Armada baru ini juga direncanakan untuk memperkuat seluruh lintas listrik. Salah satunya adalah mendorong lintas Rangkasbitung agar dapat segera melayani rangkaian panjang 12 kereta (SF12), seiring dengan rencana peningkatan infrastruktur daya oleh Kementerian Perhubungan. Saat ini, lintas tersebut masih terbatas pada rangkaian 10 kereta (SF10).
“Kami mendorong peningkatan daya agar lintas Rangkasbitung bisa segera dioperasikan dengan rangkaian 12 kereta [SF12]. Jika infrastruktur daya sudah siap dan armada baru telah tersedia, maka kapasitas angkut di rute tersebut bisa naik signifikan,” tambahnya.
Komitmen pengadaan armada ini berakar dari kunjungan kerja Presiden Prabowo Subianto ke Stasiun Manggarai serta peresmian Stasiun Tanah Abang Baru pada 4 November 2025.

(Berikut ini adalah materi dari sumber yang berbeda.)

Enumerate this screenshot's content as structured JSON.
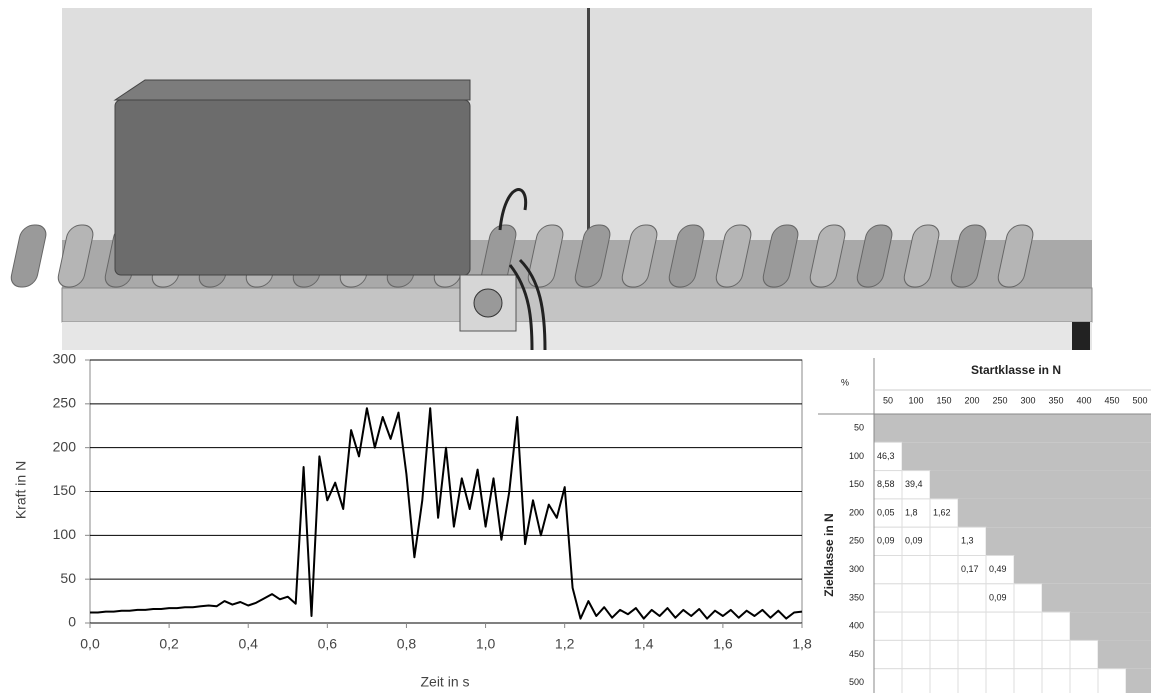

Dalam kesempatan tersebut, Presiden mengungkapkan bahwa jajaran KAI awalnya mengajukan kebutuhan anggaran sebesar Rp4,8 triliun, yang kemudian dibulatkan menjadi Rp5 triliun.

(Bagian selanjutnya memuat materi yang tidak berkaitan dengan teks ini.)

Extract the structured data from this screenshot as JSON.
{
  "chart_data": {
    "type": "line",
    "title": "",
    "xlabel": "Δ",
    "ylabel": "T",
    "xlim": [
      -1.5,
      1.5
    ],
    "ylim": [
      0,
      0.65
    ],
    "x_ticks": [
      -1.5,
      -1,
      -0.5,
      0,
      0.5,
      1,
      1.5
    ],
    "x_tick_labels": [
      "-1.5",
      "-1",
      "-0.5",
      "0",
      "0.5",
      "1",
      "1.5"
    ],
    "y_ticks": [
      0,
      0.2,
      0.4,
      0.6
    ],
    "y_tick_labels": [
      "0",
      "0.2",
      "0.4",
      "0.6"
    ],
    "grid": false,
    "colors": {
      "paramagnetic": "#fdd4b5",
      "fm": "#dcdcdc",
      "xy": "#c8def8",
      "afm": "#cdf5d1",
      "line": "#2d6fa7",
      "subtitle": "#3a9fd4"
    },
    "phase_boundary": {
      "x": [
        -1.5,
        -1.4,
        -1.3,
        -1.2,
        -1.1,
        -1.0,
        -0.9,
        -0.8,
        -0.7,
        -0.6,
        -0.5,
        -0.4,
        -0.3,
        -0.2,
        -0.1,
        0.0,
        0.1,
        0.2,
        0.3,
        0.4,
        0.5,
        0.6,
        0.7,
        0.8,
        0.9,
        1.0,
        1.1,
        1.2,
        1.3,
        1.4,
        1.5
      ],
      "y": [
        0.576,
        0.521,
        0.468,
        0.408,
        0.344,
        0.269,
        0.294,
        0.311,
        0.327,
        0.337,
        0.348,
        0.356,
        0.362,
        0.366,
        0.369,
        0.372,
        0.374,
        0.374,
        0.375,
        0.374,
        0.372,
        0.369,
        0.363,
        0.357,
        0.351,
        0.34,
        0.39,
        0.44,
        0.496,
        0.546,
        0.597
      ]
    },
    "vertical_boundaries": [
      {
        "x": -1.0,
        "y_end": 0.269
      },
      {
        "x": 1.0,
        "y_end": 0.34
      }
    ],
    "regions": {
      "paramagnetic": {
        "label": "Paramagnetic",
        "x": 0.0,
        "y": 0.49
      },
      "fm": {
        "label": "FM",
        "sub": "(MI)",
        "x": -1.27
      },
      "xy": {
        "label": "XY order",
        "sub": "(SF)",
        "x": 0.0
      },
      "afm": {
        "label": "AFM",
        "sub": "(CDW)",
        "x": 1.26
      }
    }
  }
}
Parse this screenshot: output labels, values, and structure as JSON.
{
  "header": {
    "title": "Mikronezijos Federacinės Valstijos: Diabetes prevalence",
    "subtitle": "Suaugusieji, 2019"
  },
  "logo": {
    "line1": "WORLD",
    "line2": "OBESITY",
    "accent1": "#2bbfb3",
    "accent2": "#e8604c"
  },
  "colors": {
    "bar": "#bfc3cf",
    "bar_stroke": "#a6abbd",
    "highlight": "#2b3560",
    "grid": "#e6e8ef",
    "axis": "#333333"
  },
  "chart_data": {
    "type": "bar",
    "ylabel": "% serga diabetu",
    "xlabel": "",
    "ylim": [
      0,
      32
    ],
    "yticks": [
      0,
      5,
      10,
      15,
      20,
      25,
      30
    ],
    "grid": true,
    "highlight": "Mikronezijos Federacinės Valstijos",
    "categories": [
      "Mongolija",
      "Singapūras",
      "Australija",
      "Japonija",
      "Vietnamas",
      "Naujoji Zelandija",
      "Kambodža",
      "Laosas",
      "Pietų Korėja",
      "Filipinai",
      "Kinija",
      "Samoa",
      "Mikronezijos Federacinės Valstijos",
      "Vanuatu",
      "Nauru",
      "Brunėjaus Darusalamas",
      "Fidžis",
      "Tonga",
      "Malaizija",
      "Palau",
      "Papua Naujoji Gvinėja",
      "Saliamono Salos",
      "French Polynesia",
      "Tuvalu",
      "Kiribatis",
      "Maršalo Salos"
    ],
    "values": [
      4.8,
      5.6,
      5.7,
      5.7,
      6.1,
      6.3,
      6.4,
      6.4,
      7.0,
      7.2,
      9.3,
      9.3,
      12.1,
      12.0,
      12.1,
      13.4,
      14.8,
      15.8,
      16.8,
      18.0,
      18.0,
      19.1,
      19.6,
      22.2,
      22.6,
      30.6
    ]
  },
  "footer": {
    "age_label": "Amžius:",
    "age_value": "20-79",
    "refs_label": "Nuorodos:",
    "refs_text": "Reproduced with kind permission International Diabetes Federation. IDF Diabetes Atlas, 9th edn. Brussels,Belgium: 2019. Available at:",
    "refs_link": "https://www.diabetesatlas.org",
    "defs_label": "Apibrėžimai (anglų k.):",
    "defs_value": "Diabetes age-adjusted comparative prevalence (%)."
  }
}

“Kalau untuk rakyat banyak, saya tidak ragu-ragu. Uangnya kita hemat demi kepentingan rakyat di atas segala kepentingan,” tegas Presiden di hadapan awak media.
Presiden juga memberikan tantangan kepada manajemen KAI agar pengadaan 30 rangkaian kereta baru tersebut dapat diselesaikan dalam waktu satu tahun. Target ini diberikan meskipun sebelumnya KAI sempat menyampaikan estimasi penyelesaian selama enam bulan.
Keputusan pengalokasian dana tersebut diambil setelah Presiden Prabowo menjajal langsung layanan Kereta Rel Listrik (KRL), melakukan tap kartu secara mandiri, serta menyapa para penumpang. Presiden memuji kebersihan dan kenyamanan kereta saat ini, namun menekankan perlunya peningkatan kapasitas guna menghindari kepadatan berlebih.
Dengan dukungan anggaran Rp5 triliun tersebut, KAI Commuter optimistis pengadaan 30 train set baru akan menghadirkan layanan yang lebih andal dan modern untuk menjawab lonjakan jumlah penumpang yang terus meningkat setiap tahun.